Once you load in say 100K-1B fraud events or cancer proteins and try to make the experience fully interactive, GPUs are letting us tackle all sorts of challenges that were unrealistic back then. With all graph neural net stuff happening in the last ~2 years, our assumptions of what tools can enable analysts to tease out are changing yet again. Exciting days!
Cytoscapejs works pretty well for me as a react component, I use it to draw elk graphs, which is apparently a step up from sugiyama (graphviz).
There's also dagre-d3 which uses sugiyama. I have a different react project that uses that. I think I like cytoscapejs better, although the animated transitions from graph state to graph state are a bit clunkier.
I'm not aware of anything better for open source web that allows you to edit/animate, but I haven't tried gephi/graphology/sigma.js.
yFiles as well.

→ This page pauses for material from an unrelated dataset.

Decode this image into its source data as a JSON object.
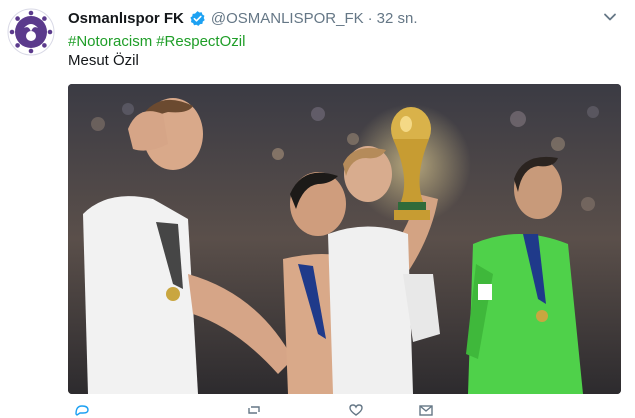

In fact, parts of the book have been written by people involved in the early development of yFiles. I'm sure the dead tree variant of that book sits somewhere in a shelf in the office.
I remember yEd from university 2 decades ago so got excited by the idea of yFiles. Until I calculated [1] the license price - for a single developer on a single project it'd be $14000+$4200 maintenance. Wow.
Unfortunately the most ubiquitous graph type, hierarchical graphs, are an NP hard problem. The chapter outlines the Sugiyama framework for breaking down the problem, but each step is still difficult. Expect to sit down with the chapter over several sessions before you will be able grok how to draw a useful graph.